企業や組織においてオンライン動画を利用しようとする場合、プラットフォームの選択や動画ファイルのストレージ、機器の互換性といった難関に取り組めるようにしておく必要がある。
ネットワークの帯域幅やマシンの処理能力が年々向上し、企業における仕事の進め方も変化するなかで、企業内でのオンライン動画の利用事例が増加してきている。わずか数年前と比較してみても、平均的な情報処理関連の職場では動画のライブ配信やオンデマンド方式のストリーミングがトレーニングや人事管理、マーケティング、幹部のコミュニケーションに用いられる手段として盛んに活用されるようになっている。また、動画を組み込んだユニファイドコミュニケーションの普及によって、動画の利用事例は今後もさらに増えていくはずである。
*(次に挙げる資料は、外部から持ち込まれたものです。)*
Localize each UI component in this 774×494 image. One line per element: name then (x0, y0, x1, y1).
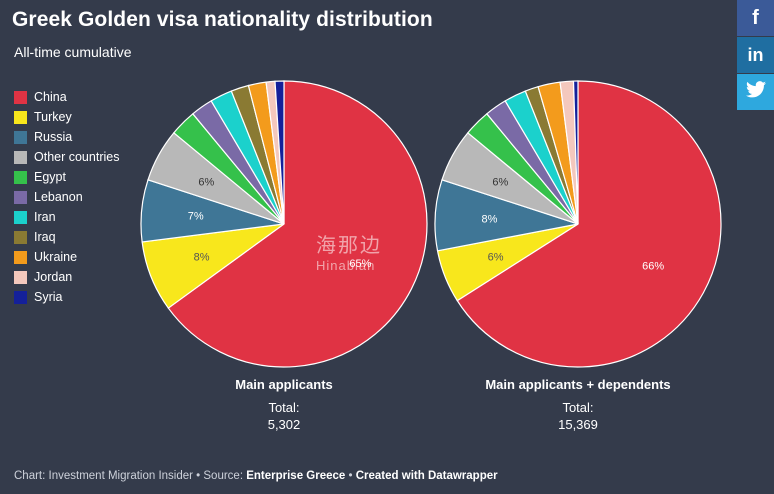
footer-credit: Chart: Investment Migration Insider • So… (14, 470, 247, 482)
legend-item: Egypt (14, 167, 119, 187)
footer-created-with: Created with Datawrapper (355, 470, 498, 482)
legend-item: Ukraine (14, 247, 119, 267)
chart-footer: Chart: Investment Migration Insider • So… (14, 470, 498, 482)
legend-swatch (14, 170, 27, 184)
pie-data-label-dependents: 66% (642, 260, 664, 272)
pie-total-label-main: Total: (268, 400, 300, 415)
legend-item: China (14, 87, 119, 107)
legend-item: Turkey (14, 107, 119, 127)
pie-title-dependents: Main applicants + dependents (485, 377, 671, 392)
pie-slice-dependents-syria[interactable] (572, 80, 579, 225)
legend-swatch (14, 130, 27, 144)
twitter-share-button[interactable] (737, 74, 774, 110)
twitter-icon (745, 80, 766, 104)
watermark-text: 海那边 (316, 235, 382, 257)
pie-data-label-main: 65% (349, 258, 371, 270)
legend: China Turkey Russia Other countries Egypt Leb… (14, 87, 119, 307)
pie-caption-dependents: Main applicants + dependents Total: 15,3… (458, 376, 698, 433)
pie-slice-dependents-china[interactable] (456, 80, 722, 368)
pie-data-label-main: 8% (194, 252, 210, 264)
legend-swatch (14, 270, 27, 284)
legend-label: Jordan (34, 270, 73, 284)
legend-label: Other countries (34, 150, 120, 164)
legend-label: Egypt (34, 170, 66, 184)
legend-item: Iran (14, 207, 119, 227)
legend-swatch (14, 230, 27, 244)
pie-total-main: 5,302 (267, 417, 301, 432)
pie-data-label-main: 6% (198, 176, 214, 188)
legend-swatch (14, 90, 27, 104)
chart-subtitle: All-time cumulative (14, 44, 132, 60)
legend-item: Russia (14, 127, 119, 147)
chart-title: Greek Golden visa nationality distributi… (12, 8, 433, 31)
legend-label: Russia (34, 130, 73, 144)
legend-swatch (14, 150, 27, 164)
legend-label: Ukraine (34, 250, 78, 264)
facebook-share-button[interactable]: f (737, 0, 774, 36)
legend-item: Other countries (14, 147, 119, 167)
legend-swatch (14, 190, 27, 204)
legend-item: Syria (14, 287, 119, 307)
legend-label: Iran (34, 210, 56, 224)
legend-label: Syria (34, 290, 63, 304)
pie-data-label-main: 7% (188, 211, 204, 223)
pie-total-dependents: 15,369 (558, 417, 598, 432)
legend-swatch (14, 110, 27, 124)
watermark: 海那边 Hinabian (316, 229, 382, 273)
legend-label: Lebanon (34, 190, 83, 204)
legend-swatch (14, 250, 27, 264)
legend-item: Iraq (14, 227, 119, 247)
legend-swatch (14, 210, 27, 224)
legend-item: Lebanon (14, 187, 119, 207)
legend-label: Iraq (34, 230, 56, 244)
pie-caption-main: Main applicants Total: 5,302 (164, 376, 404, 433)
pie-title-main: Main applicants (235, 377, 333, 392)
pie-data-label-dependents: 6% (492, 176, 508, 188)
share-bar: f in (737, 0, 774, 111)
pie-data-label-dependents: 8% (482, 213, 498, 225)
facebook-icon: f (752, 6, 759, 29)
linkedin-icon: in (747, 44, 764, 65)
pie-data-label-dependents: 6% (488, 252, 504, 264)
footer-separator: • (345, 470, 356, 482)
linkedin-share-button[interactable]: in (737, 37, 774, 73)
footer-source: Enterprise Greece (246, 470, 346, 482)
pie-slice-main-syria[interactable] (274, 80, 285, 225)
pie-slice-main-china[interactable] (167, 80, 428, 368)
pie-total-label-dependents: Total: (562, 400, 594, 415)
legend-swatch (14, 290, 27, 304)
legend-label: China (34, 90, 67, 104)
legend-item: Jordan (14, 267, 119, 287)
legend-label: Turkey (34, 110, 72, 124)
watermark-subtext: Hinabian (316, 258, 376, 273)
社内におけるオンライン動画エクスペリエンスを優れたものにするには、どういったことを行えばよいのだろうか?以下では、社内における動画の役割を検討する際に参考となる、オンライン動画を活用するための10個の重要なファクターを紹介する。なお、多くのファクターがテクノロジと直接関係していない点に驚かれるかもしれない。
#1:成功の定義
動画というテクノロジは、企業内において独立しているものではない。このテクノロジは、情報処理関連に従事する労働者の生産性や、ビジネスの仮想化、社内のコミュニケーション戦略といったより大きなシステムを構成するパーツとなるものであり、またそう捉えるべきでもある。動画を用いて何を行うのかにかかわらず、まず成功とは何かを定義するところから始めるべきだろう。成功の定義が、状況によって違ってくるのはもちろんであるが、明確に定義しておく必要があるわけである。例を挙げると、いつでも好きな時に、社内のどのデスクトップPCに向けてでもライブストリーミングで動画を配信できるようにするということが成功を意味する場合もあるだろう。あるいは、自社でサポートしているどのデバイスからでも、オンデマンド方式で動画を視聴できるようにするということが成功を意味する場合もあるはずだ。
#2:プラットフォーム
企業における動画の活用は一筋縄ではいかない。うまく活用していくには、実際に導入可能、かつ動画の展開プログラムに沿ったスケーラビリティを備えた企業向けの動画プラットフォームを選定する必要がある。堅牢かつダイナミックでスケーラビリティを備えたプラットフォームは、動画の活用を目指す企業にとって必要不可欠なのである。
#3:ポリシー
動画によるコンテンツは、その他の形式によるコンテンツとさほど違いがないように思えるかもしれない。しかし、違っている部分もあるのだ。オンライン動画を展開しようという企業は、その展開状況に応じて自社ポリシーを改定していくことが不可欠となる。セキュリティやコンプライアンスに関するポリシーや利用規程はすべて、動画のことも考慮しておかなければならない。例えば、(米国では)動画は法律上、「開示手続」の対象となり得る電子情報となっており、企業の直面する法的な問題に影響を与える証拠として扱われる可能性がある。しかし、非テキスト形式のコンテンツであるがゆえに、捜索や開示のための適切なインデックス作成が困難な、あるいは不可能なものとなる場合もある。動画の持つ特性から生み出されるこういった潜在的責任は、ポリシーにおいてきっちりと対応しておく必要がある。